But the relief is only available to filers attaching to their returns any of the 31 forms that were held up primarily because of the late enactment of the American Taxpayer Relief Act. You remember, this was the law that was passed to prevent a leap over the "fiscal cliff."
The law had an impact on a number of tax forms, which the IRS had to revise. "Revising those forms required extensive programming and testing of IRS systems, which delayed the IRS' ability to release, accept, and process those forms," the agency said. "These delays may affect the ability of some taxpayers to timely estimate and pay their 2012 tax liability when requesting an extension to file."

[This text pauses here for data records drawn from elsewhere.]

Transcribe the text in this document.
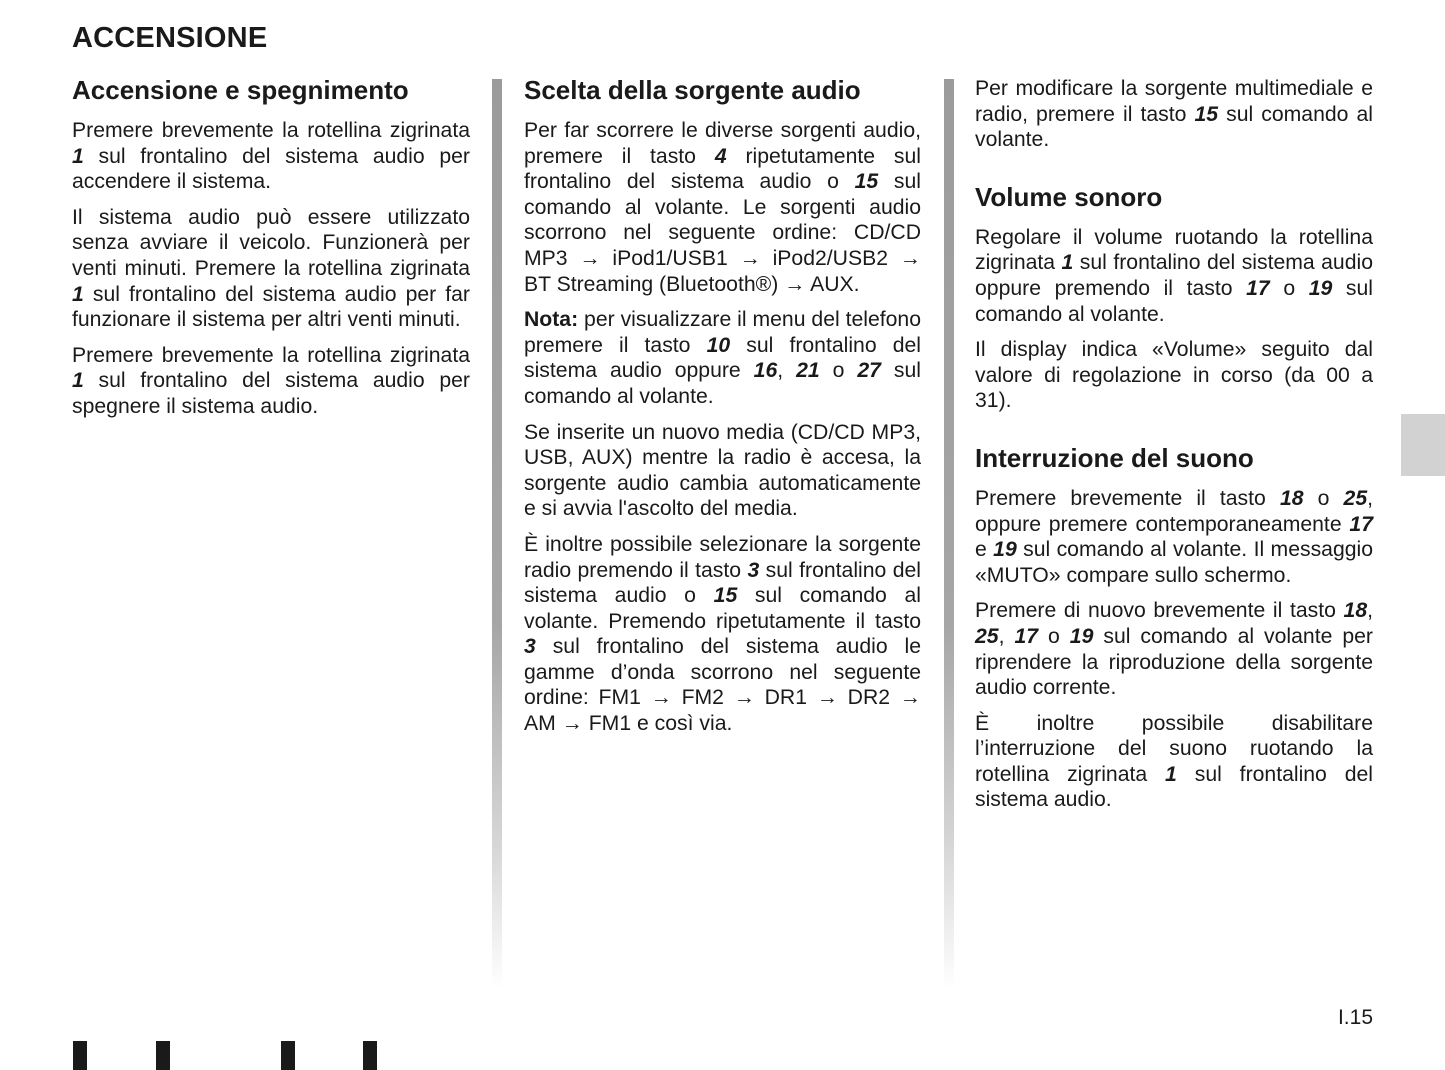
ACCENSIONE
Accensione e spegnimento

Premere brevemente la rotellina zigrinata 1 sul frontalino del sistema audio per accendere il sistema.

Il sistema audio può essere utilizzato senza avviare il veicolo. Funzionerà per venti minuti. Premere la rotellina zigrinata 1 sul frontalino del sistema audio per far funzionare il sistema per altri venti minuti.

Premere brevemente la rotellina zigrinata 1 sul frontalino del sistema audio per spegnere il sistema audio.

Scelta della sorgente audio

Per far scorrere le diverse sorgenti audio, premere il tasto 4 ripetutamente sul frontalino del sistema audio o 15 sul comando al volante. Le sorgenti audio scorrono nel seguente ordine: CD/CD MP3 → iPod1/USB1 → iPod2/USB2 → BT Streaming (Bluetooth®) → AUX.

Nota: per visualizzare il menu del telefono premere il tasto 10 sul frontalino del sistema audio oppure 16, 21 o 27 sul comando al volante.

Se inserite un nuovo media (CD/CD MP3, USB, AUX) mentre la radio è accesa, la sorgente audio cambia automaticamente e si avvia l'ascolto del media.

È inoltre possibile selezionare la sorgente radio premendo il tasto 3 sul frontalino del sistema audio o 15 sul comando al volante. Premendo ripetutamente il tasto 3 sul frontalino del sistema audio le gamme d’onda scorrono nel seguente ordine: FM1 → FM2 → DR1 → DR2 → AM → FM1 e così via.

Per modificare la sorgente multimediale e radio, premere il tasto 15 sul comando al volante.

Volume sonoro

Regolare il volume ruotando la rotellina zigrinata 1 sul frontalino del sistema audio oppure premendo il tasto 17 o 19 sul comando al volante.

Il display indica «Volume» seguito dal valore di regolazione in corso (da 00 a 31).

Interruzione del suono

Premere brevemente il tasto 18 o 25, oppure premere contemporaneamente 17 e 19 sul comando al volante. Il messaggio «MUTO» compare sullo schermo.

Premere di nuovo brevemente il tasto 18, 25, 17 o 19 sul comando al volante per riprendere la riproduzione della sorgente audio corrente.

È inoltre possibile disabilitare l’interruzione del suono ruotando la rotellina zigrinata 1 sul frontalino del sistema audio.

I.15
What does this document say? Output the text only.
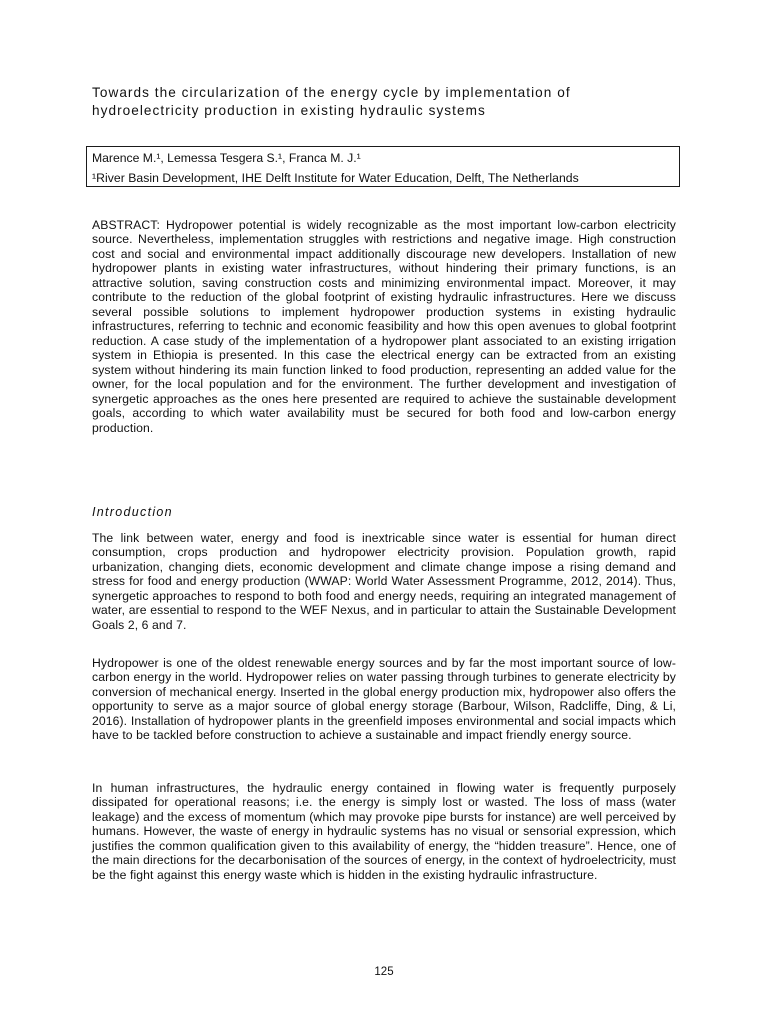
Towards the circularization of the energy cycle by implementation of hydroelectricity production in existing hydraulic systems
Marence M.¹, Lemessa Tesgera S.¹, Franca M. J.¹
¹River Basin Development, IHE Delft Institute for Water Education, Delft, The Netherlands

ABSTRACT: Hydropower potential is widely recognizable as the most important low-carbon electricity source. Nevertheless, implementation struggles with restrictions and negative image. High construction cost and social and environmental impact additionally discourage new developers. Installation of new hydropower plants in existing water infrastructures, without hindering their primary functions, is an attractive solution, saving construction costs and minimizing environmental impact. Moreover, it may contribute to the reduction of the global footprint of existing hydraulic infrastructures. Here we discuss several possible solutions to implement hydropower production systems in existing hydraulic infrastructures, referring to technic and economic feasibility and how this open avenues to global footprint reduction. A case study of the implementation of a hydropower plant associated to an existing irrigation system in Ethiopia is presented. In this case the electrical energy can be extracted from an existing system without hindering its main function linked to food production, representing an added value for the owner, for the local population and for the environment. The further development and investigation of synergetic approaches as the ones here presented are required to achieve the sustainable development goals, according to which water availability must be secured for both food and low-carbon energy production.

Introduction

The link between water, energy and food is inextricable since water is essential for human direct consumption, crops production and hydropower electricity provision. Population growth, rapid urbanization, changing diets, economic development and climate change impose a rising demand and stress for food and energy production (WWAP: World Water Assessment Programme, 2012, 2014). Thus, synergetic approaches to respond to both food and energy needs, requiring an integrated management of water, are essential to respond to the WEF Nexus, and in particular to attain the Sustainable Development Goals 2, 6 and 7.

Hydropower is one of the oldest renewable energy sources and by far the most important source of low-carbon energy in the world. Hydropower relies on water passing through turbines to generate electricity by conversion of mechanical energy. Inserted in the global energy production mix, hydropower also offers the opportunity to serve as a major source of global energy storage (Barbour, Wilson, Radcliffe, Ding, & Li, 2016). Installation of hydropower plants in the greenfield imposes environmental and social impacts which have to be tackled before construction to achieve a sustainable and impact friendly energy source.

In human infrastructures, the hydraulic energy contained in flowing water is frequently purposely dissipated for operational reasons; i.e. the energy is simply lost or wasted. The loss of mass (water leakage) and the excess of momentum (which may provoke pipe bursts for instance) are well perceived by humans. However, the waste of energy in hydraulic systems has no visual or sensorial expression, which justifies the common qualification given to this availability of energy, the “hidden treasure”. Hence, one of the main directions for the decarbonisation of the sources of energy, in the context of hydroelectricity, must be the fight against this energy waste which is hidden in the existing hydraulic infrastructure.

125
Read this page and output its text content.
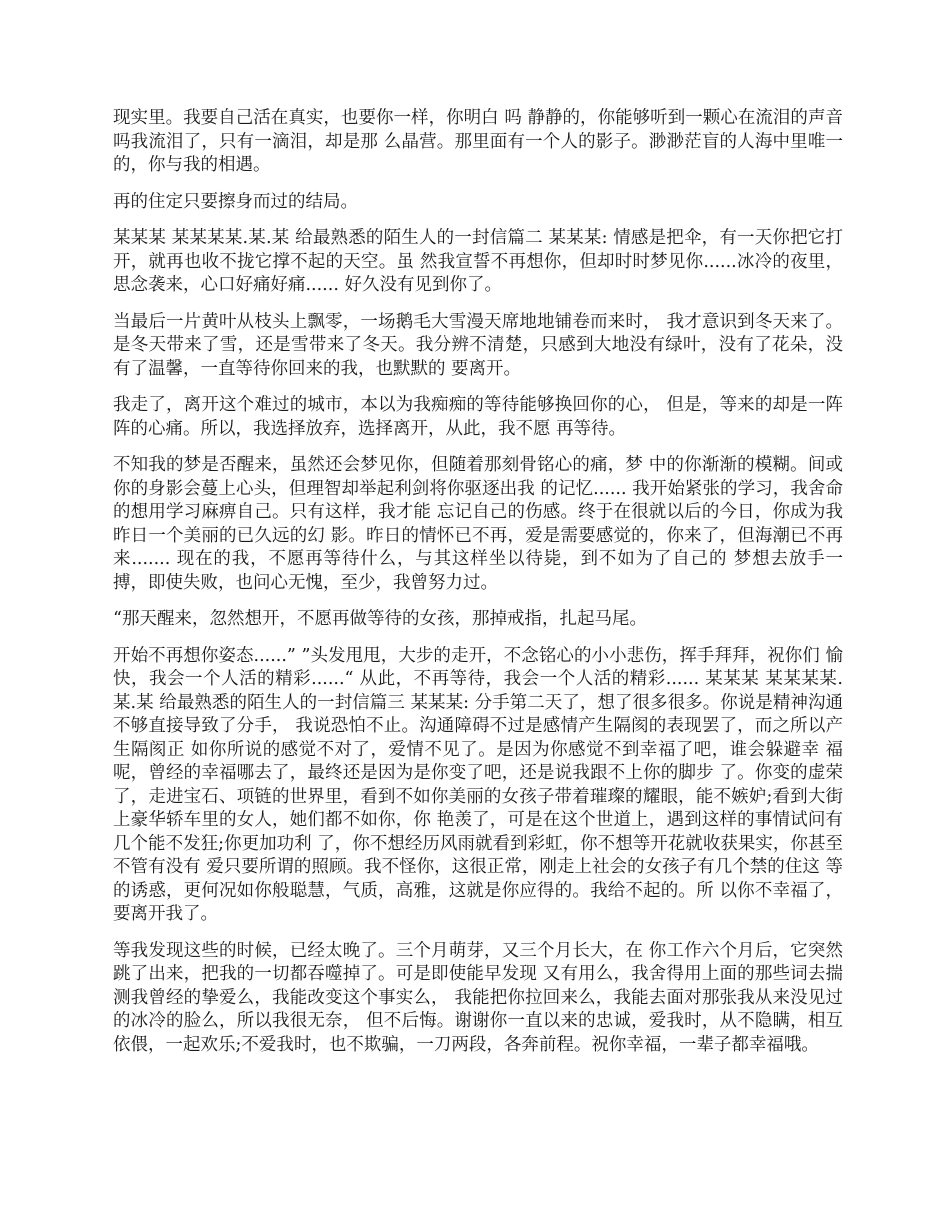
现实里。我要自己活在真实，也要你一样，你明白 吗 静静的，你能够听到一颗心在流泪的声音吗我流泪了，只有一滴泪，却是那 么晶营。那里面有一个人的影子。渺渺茫盲的人海中里唯一的，你与我的相遇。

再的住定只要擦身而过的结局。

某某某 某某某某.某.某 给最熟悉的陌生人的一封信篇二 某某某: 情感是把伞，有一天你把它打开，就再也收不拢它撑不起的天空。虽 然我宣誓不再想你，但却时时梦见你......冰冷的夜里，思念袭来，心口好痛好痛...... 好久没有见到你了。

当最后一片黄叶从枝头上飘零，一场鹅毛大雪漫天席地地铺卷而来时， 我才意识到冬天来了。是冬天带来了雪，还是雪带来了冬天。我分辨不清楚，只感到大地没有绿叶，没有了花朵，没有了温馨，一直等待你回来的我，也默默的 要离开。

我走了，离开这个难过的城市，本以为我痴痴的等待能够换回你的心， 但是，等来的却是一阵阵的心痛。所以，我选择放弃，选择离开，从此，我不愿 再等待。

不知我的梦是否醒来，虽然还会梦见你，但随着那刻骨铭心的痛，梦 中的你渐渐的模糊。间或你的身影会蔓上心头，但理智却举起利剑将你驱逐出我 的记忆...... 我开始紧张的学习，我舍命的想用学习麻痹自己。只有这样，我才能 忘记自己的伤感。终于在很就以后的今日，你成为我昨日一个美丽的已久远的幻 影。昨日的情怀已不再，爱是需要感觉的，你来了，但海潮已不再来....... 现在的我，不愿再等待什么，与其这样坐以待毙，到不如为了自己的 梦想去放手一搏，即使失败，也问心无愧，至少，我曾努力过。

“那天醒来，忽然想开，不愿再做等待的女孩，那掉戒指，扎起马尾。

开始不再想你姿态......” ”头发甩甩，大步的走开，不念铭心的小小悲伤，挥手拜拜，祝你们 愉快，我会一个人活的精彩......“ 从此，不再等待，我会一个人活的精彩...... 某某某 某某某某.某.某 给最熟悉的陌生人的一封信篇三 某某某: 分手第二天了，想了很多很多。你说是精神沟通不够直接导致了分手， 我说恐怕不止。沟通障碍不过是感情产生隔阂的表现罢了，而之所以产生隔阂正 如你所说的感觉不对了，爱情不见了。是因为你感觉不到幸福了吧，谁会躲避幸 福呢，曾经的幸福哪去了，最终还是因为是你变了吧，还是说我跟不上你的脚步 了。你变的虚荣了，走进宝石、项链的世界里，看到不如你美丽的女孩子带着璀璨的耀眼，能不嫉妒;看到大街上豪华轿车里的女人，她们都不如你，你 艳羡了，可是在这个世道上，遇到这样的事情试问有几个能不发狂;你更加功利 了，你不想经历风雨就看到彩虹，你不想等开花就收获果实，你甚至不管有没有 爱只要所谓的照顾。我不怪你，这很正常，刚走上社会的女孩子有几个禁的住这 等的诱惑，更何况如你般聪慧，气质，高雅，这就是你应得的。我给不起的。所 以你不幸福了，要离开我了。

等我发现这些的时候，已经太晚了。三个月萌芽，又三个月长大，在 你工作六个月后，它突然跳了出来，把我的一切都吞噬掉了。可是即使能早发现 又有用么，我舍得用上面的那些词去揣测我曾经的挚爱么，我能改变这个事实么， 我能把你拉回来么，我能去面对那张我从来没见过的冰冷的脸么，所以我很无奈， 但不后悔。谢谢你一直以来的忠诚，爱我时，从不隐瞒，相互依偎，一起欢乐;不爱我时，也不欺骗，一刀两段，各奔前程。祝你幸福，一辈子都幸福哦。
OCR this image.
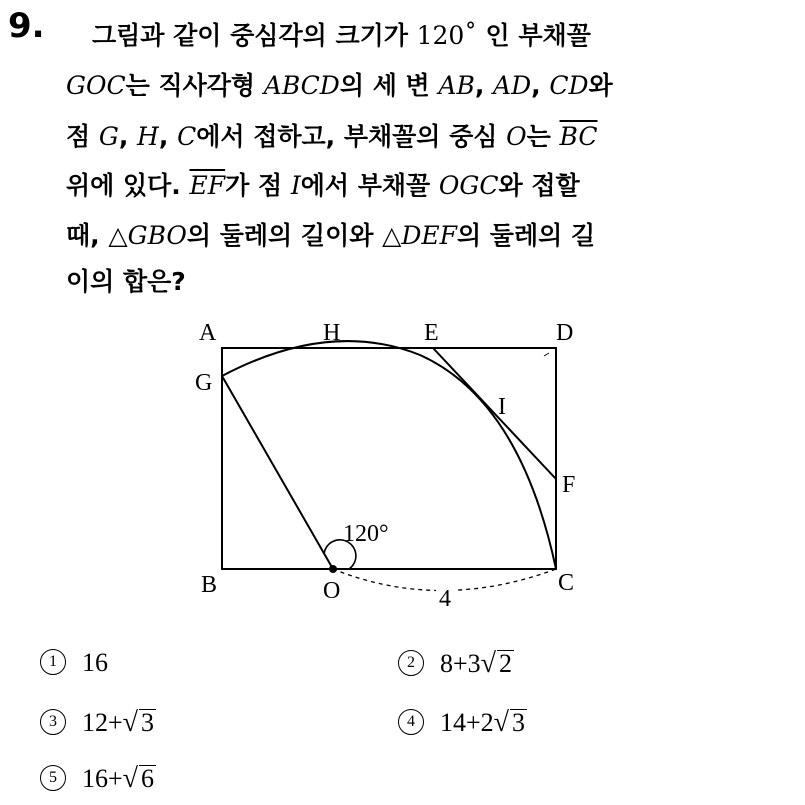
9. 그림과 같이 중심각의 크기가 120˚ 인 부채꼴
GOC는 직사각형 ABCD의 세 변 AB, AD, CD와
점 G, H, C에서 접하고, 부채꼴의 중심 O는 $\overline{BC}$
위에 있다. $\overline{EF}$가 점 I에서 부채꼴 OGC와 접할
때, △GBO의 둘레의 길이와 △DEF의 둘레의 길
이의 합은?
A	H	E	D
G
I
F
B	O	C
120°
4
1 16	2 8+3√ 2
3 12+√ 3	4 14+2√ 3
5 16+√ 6
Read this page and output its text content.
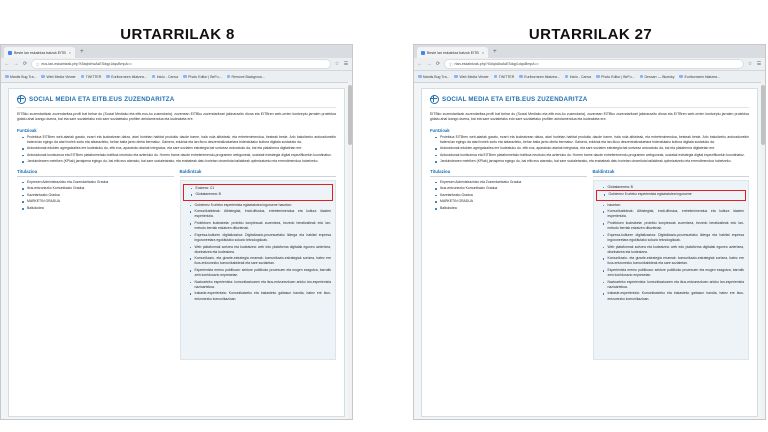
URTARRILAK 8
Beste lan eskaintza batzuk EITB × +
← → ⟳	ⓘ eus-lan-eskaintzak.php?t3dqIsKwAsESdqp1dquBmpA==	☆ ☰
Mantis Bug Tra...	Web Media Viewer	TWITTER	Euriborraren bilatzea...	Inicio - Canva	Photo Editor | BeFu...	Remove Backgroun...
SOCIAL MEDIA ETA EITB.EUS ZUZENDARITZA
EITBko zuzendaritzak zuzendaritza-profil bat behar du (Social Mediako eta eitb.eus-ko zuzendaria), zuzenean EITBko zuzendaritzari jakinarazito diona eta EITBren web-orrien kontzeptu jarraien proiektua gidatu ahal izango duena, bai eta sare sozialetako edo sare sozialetako profilen antolamendua eta kudeaketa ere.
Funtzioak
Proiektua EITBren web-atariak garatu, ezarri eta kudeatzean datza, atari horietan habitat produktu daude barne, hala nola albisteak, eta entretenimendua, besteak beste. Arlo bakoitzeko arduradunekin batera lan egingo da atari horiek sortu eta abiarazteko, behar baita jarrio direla bermatuz. Gainera, edukiak eta lan-fluxu deszentralizatuetara bideratutako kultura digitala sustatuko da.
Arduradunak edukien agregatzailea ere kudeatuko du, eitb.eus, aparatuko atariak integratuz, eta sare sozialen estrategia bat sortzeaz arduratuko da, bai eta plataforma digitaletan ere.
Arduradunak kontsumoa eta EITBren plataformetako trafikoa neurtuko eta aztertuko du. Horren barne daude entretenimendu-programen webguneak, sozialak estrategia digital espezifikoekin koordinatuz.
Jarduindearen metriken (KPIak) jarraipena egingo du, bai eitb.eus atarrako, bai sare sozialetarako, eta erabateak datu horietan oinarrituta balialdeak optimizatzeko eta errendimendua hobetzeko.
Titulazioa
Enpresen Administrazioko eta Zuzendaritzako Gradua
Ikus-entzunezko Komunikazio Gradua
Kazetaritzako Gradua
MARKETIN GRADUA
Balkolodea
Baldintzak
Euskera: C1
Globalaremea: B
Gutxienez 5 urteko esperientzia egiaztatutea inguruene hauetan:
Komunikabideak: Albisteglak, irrati-difusioa, entretenimendua eta kultura idazten esperientzia.
Proiektuen kudeaketa: proiektu konplexuak zuzentzea, bezedo beratizaileak edo lan-metodo berriak eskatzen dituztenak.
Enpresa-kulturen digitalizazioa: Digitalizazio-prozesuetako liderga eta habitat enpresa inguruneetara egokitutako soluzio teknologikoak.
Web plataformak sortzea eta kudeatzea: web edo plataforma digitalak eguneo aztertzea, diseinatzea eta kudeatzea.
Komunikazio- eta gizarte-estrategia erramak: komunikazio-estrategiak sortzea, batez ere ikus-entzunezko komunikabideak eta sare sozialetan.
Esperientzia eremu publikoan: sektore publikoko prozesuen eta mugen ezagutza, barrutik zein korridorazio enpresetan.
Nazioarteko esperientzia: komunikazioaren eta ikus-entzunezkoen arloko lan-esperientzia nazioartekoa.
Irakasle-esperientzia: Komunikatzeko eta irakasteko gaitasun handia, batez ere ikus-entzunezko komunikazioan.
URTARRILAK 27
Beste lan eskaintza batzuk EITB × +
← → ⟳	ⓘ rtan-eskaintzak.php?t3dqIdAsAsESdqp1dquBmpA==	☆ ☰
Mantis Bug Tra...	Web Media Viewer	TWITTER	Euriborraren bilatzea...	Inicio - Canva	Photo Editor | BeFu...	Descarr — Bluesky	Euriborraren bilatzea...
SOCIAL MEDIA ETA EITB.EUS ZUZENDARITZA
EITBko zuzendaritzak zuzendaritza-profil bat behar du (Social Mediako eta eitb.eus-ko zuzendaria), zuzenean EITBko zuzendaritzari jakinarazito diona eta EITBren web-orrien kontzeptu jarraien proiektua gidatu ahal izango duena, bai eta sare sozialetako edo sare sozialetako profilen antolamendua eta kudeaketa ere.
Funtzioak
Proiektua EITBren web-atariak garatu, ezarri eta kudeatzean datza, atari horietan habitat produktu daude barne, hala nola albisteak, eta entretenimendua, besteak beste. Arlo bakoitzeko arduradunekin batera lan egingo da atari horiek sortu eta abiarazteko, behar baita jarrio direla bermatuz. Gainera, edukiak eta lan-fluxu deszentralizatuetara bideratutako kultura digitala sustatuko da.
Arduradunak edukien agregatzailea ere kudeatuko du, eitb.eus, aparatuko atariak integratuz, eta sare sozialen estrategia bat sortzeaz arduratuko da, bai eta plataforma digitaletan ere.
Arduradunak kontsumoa eta EITBren plataformetako trafikoa neurtuko eta aztertuko du. Horren barne daude entretenimendu-programen webguneak, sozialak estrategia digital espezifikoekin koordinatuz.
Jarduindearen metriken (KPIak) jarraipena egingo du, bai eitb.eus atarrako, bai sare sozialetarako, eta erabateak datu horietan oinarrituta balialdeak optimizatzeko eta errendimendua hobetzeko.
Titulazioa
Enpresen Administrazioko eta Zuzendaritzako Gradua
Ikus-entzunezko Komunikazio Gradua
Kazetaritzako Gradua
MARKETIN GRADUA
Balkolodea
Baldintzak
Globalaremea: B
Gutxienez 5 urteko esperientzia egiaztatutea inguruene
hauetan:
Komunikabideak: Albisteglak, irrati-difusioa, entretenimendua eta kultura idazten esperientzia.
Proiektuen kudeaketa: proiektu konplexuak zuzentzea, bezedo beratizaileak edo lan-metodo berriak eskatzen dituztenak.
Enpresa-kulturen digitalizazioa: Digitalizazio-prozesuetako liderga eta habitat enpresa inguruneetara egokitutako soluzio teknologikoak.
Web plataformak sortzea eta kudeatzea: web edo plataforma digitalak eguneo aztertzea, diseinatzea eta kudeatzea.
Komunikazio- eta gizarte-estrategia erramak: komunikazio-estrategiak sortzea, batez ere ikus-entzunezko komunikabideak eta sare sozialetan.
Esperientzia eremu publikoan: sektore publikoko prozesuen eta mugen ezagutza, barrutik zein korridorazio enpresetan.
Nazioarteko esperientzia: komunikazioaren eta ikus-entzunezkoen arloko lan-esperientzia nazioartekoa.
Irakasle-esperientzia: Komunikatzeko eta irakasteko gaitasun handia, batez ere ikus-entzunezko komunikazioan.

You are charged a late-payment penalty on tax payments made after the regular filing deadline. The penalty is one-half of 1 percent of the tax you owe per month. There's no late-payment or late-filing penalty if you file a return late that results in a refund, Smith said.
Some of the delayed 2012 forms include:
-- Form 3800, General Business Credit.
-- Form 4562, Depreciation and Amortization (Including Information on Listed Property).
-- Form 5695, Residential Energy Credits.
-- Form 5884, Work Opportunity Credit.
-- Form 8396, Mortgage Interest Credit.
-- Form 8834, Qualified Plug-in Electric and Electric Vehicle Credit.
-- Form 8839, Qualified Adoption Expenses.
-- Form 8863, Education Credits (American Opportunity and Lifetime Learning Credits).
You can find the complete list of the eligible forms by going to www.irs.gov and searching for "Notice 2013-24." To qualify for the relief, you have to request an extension to file your 2012 return.
Here's another piece of vital information. Your request for an extension, which you can make by submitting IRS Form 4868, does not mean you get more time to pay. You still have to estimate your tax liability and pay that amount by April 15. The extension applies only to filing the return. If you don't pay on time, the IRS charges interest on the taxes owed.